Years ago, there was a popular slogan suggested for decision-making: “What would Jesus do?” Great motto. The problem was with its simplistic understanding of who Jesus really was.
Jesus and the disciples are “on the way.” And so are we. What is our concept of discipleship today? Do you and I really fully understand the mission–his mission–that Jesus has given to us? What was Jesus like? What Jesus are we following? The Jesus of the Beatitudes poses significant challenges for us, especially today. What kind of discipleship does following this Jesus yield?
“Feed the hungry.” Recent legislation has temporarily reduced food insecurity, but that expires shortly. Millions still remain food insecure. Far more than food pantries can provide. What, then, does discipleship mean?

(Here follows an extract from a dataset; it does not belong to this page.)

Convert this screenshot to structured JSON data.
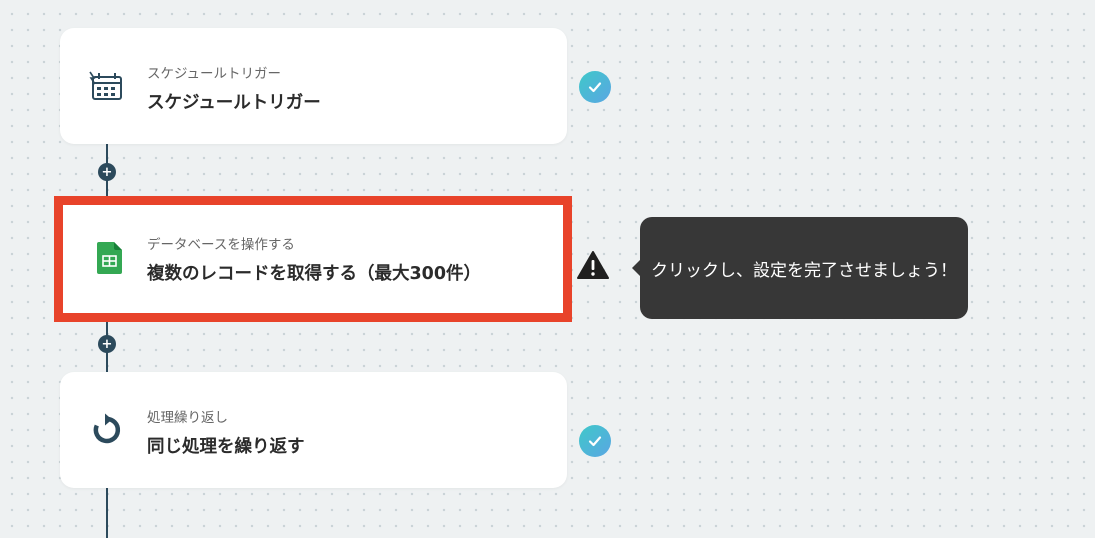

“I was a stranger and you welcomed me.” Thousands flee violence in Central America. We detain them in verifiably inhumane conditions. Both in Mexico and in camps here. Now, we are facing refugees from Afghanistan. Many risked their lives to save us. Granted, we have a right to
our own security. But are there other ways to do that? Better and more just ways? What, then, does discipleship mean?
“I was sick and you cared for me.” In the midst of this global pandemic, there are scientifically proven ways–vaccines, masks, social distancing— to protect one another from spreading the disease. Is that really a bridge too far for a disciple? What, then, does discipleship mean?
“ I was in prison and you visited me.” On this 50th anniversary of the Attica riot, the worst in U.S. history, little has changed. Furthermore, many people on death row have been declared innocent and exonerated. What does discipleship tell us about reforming our justice system?
We are not going to be nailed to a cross for our faith in Jesus. But we are asked to make deliberate, even costly, choices because of him. To believe in Jesus is to be like him. Just as his way of life caused him to suffer, so if we follow him, if we choose discipleship, we are also asked to accept the consequences. As we struggle on this journey of discipleship, we can take comfort in the unconditional love of our God. Wherever we are on the journey. In the words of the Psalm, “God is my helper; the Lord sustains my life.” Good news indeed!